15.6 Esthétique de la fragilité et de la peur

Le discours de TF1 est parfois anxiogène, il s’appuie sur des peurs, parfois sur des mythes qui lui permettent ensuite de rassurer le spectateur. Les images diffusées en boucle font accéder la catastrophe à un certain degré de familiarité dans l'espace public des spectateurs, celles-ci devenant un élément ordinaire de leur culture. Le média souhaite plonger l'audience au cœur de l’événement, en construisant une temporalité propre de la catastrophe. La répétition d'images significatives ancre le tsunami dans la mémoire. La catastrophe implique de manière évidente les notions de souffrance, de douleur, la tristesse et la peur. Des milliers de gens sont morts en masse, de manière violente et beaucoup d’autres risquent de mourir au cours des semaines qui suivront. La mort plane donc d’une double manière. Les regards, les larmes, les corps, les vêtements déchirés sont des éléments clefs de la construction esthétique de TF1 : ils rappellent la faiblesse de l'homme face à la nature, une forme d'égalité de tous (en l’occurrence ici touristes et autochtones) face à la mort. Mais cette idée d’égalité est en fait une illusion idéologique qui pousse à mettre de côté les inégalités socio-économiques devant la mort. Toutes les victimes n’ont pas été exposées à la mort de la même manière. L’approche de TF1 est d’autant plus intéressante que la rupture engendrée par le tsunami ébranle, aussi, des sociétés technologiquement avancées où l’on se targue de tout maîtriser. Le tsunami propose donc une vision de leur fragilité.

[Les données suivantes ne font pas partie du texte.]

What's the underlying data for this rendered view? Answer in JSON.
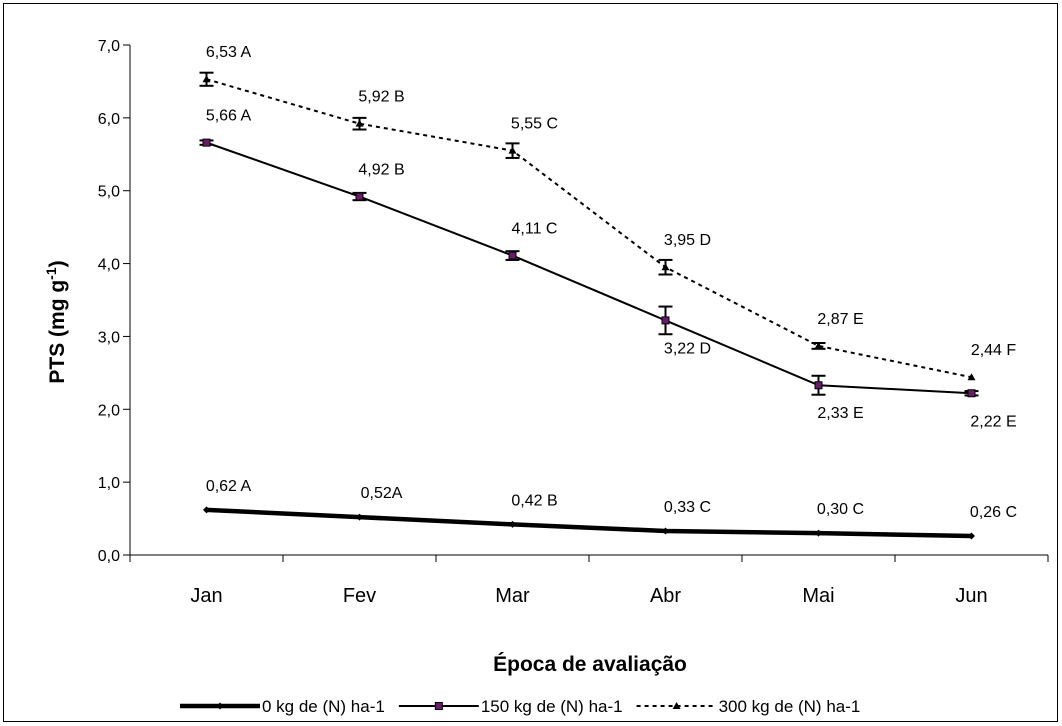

La construction esthétique de la temporalité du tsunami repose en partie sur cette dialectique de la vie et de la mort car l'urgence et l'attente sont représentées par les scènes de panique, lesscènes où les individus s'affairent. Une sorte de confusion ambiante se dégage de cette couverture qui a tendance à faire tourner en boucle le même type d'images, d'une part (le spectateur prend conscience de l'impact que le tsunami a dans la durée) et à alterner entre les images pré et post-tsunami, d'autre part (le spectateur se figure alors la rapidité avec laquelle le phénomène est survenu). Cette confusion empêche de se retrouver dans l’espace et dans le temps. L’urgence est un refoulement politique de l’espace et du temps. Tout d’abord, il y a confusion de l’espace et du temps. Cette situation exceptionnelle échappe au temps et à l’espace dans le politique ; les pouvoirs et les médiations sont suspendus. Il est difficile d’observer le déroulement et la progression de l’événement dans des moments précis.

Il y a, par ailleurs, une mise en parallèle de la limite de l’action des gouvernements dans l’urgence avec l’action des survivants (entraide, recherche, reconstruction). En même temps, on a le sentiment que le défilé incessant des images sert d’anesthésiant, comme si on n’avait pas le temps de s’arrêter sur une image choc en particulier. Quel est le point commun à toutes ces images ? La violence. L'esthétique de la violence représentée sous divers aspects : celle du tsunami, donc une double violence, physique sur l'homme et le paysage d'une part, psychique et morale d'autre part, les violences politiques, la violence d’insurrection des civiles. Cette représentation circule dans l’espace public et transmet un message qui façonne le positionnement politique de chacun. Montrer la fragilité potentielle d’un ou de plusieurs états revient forcément à lancer un signal d’alerte.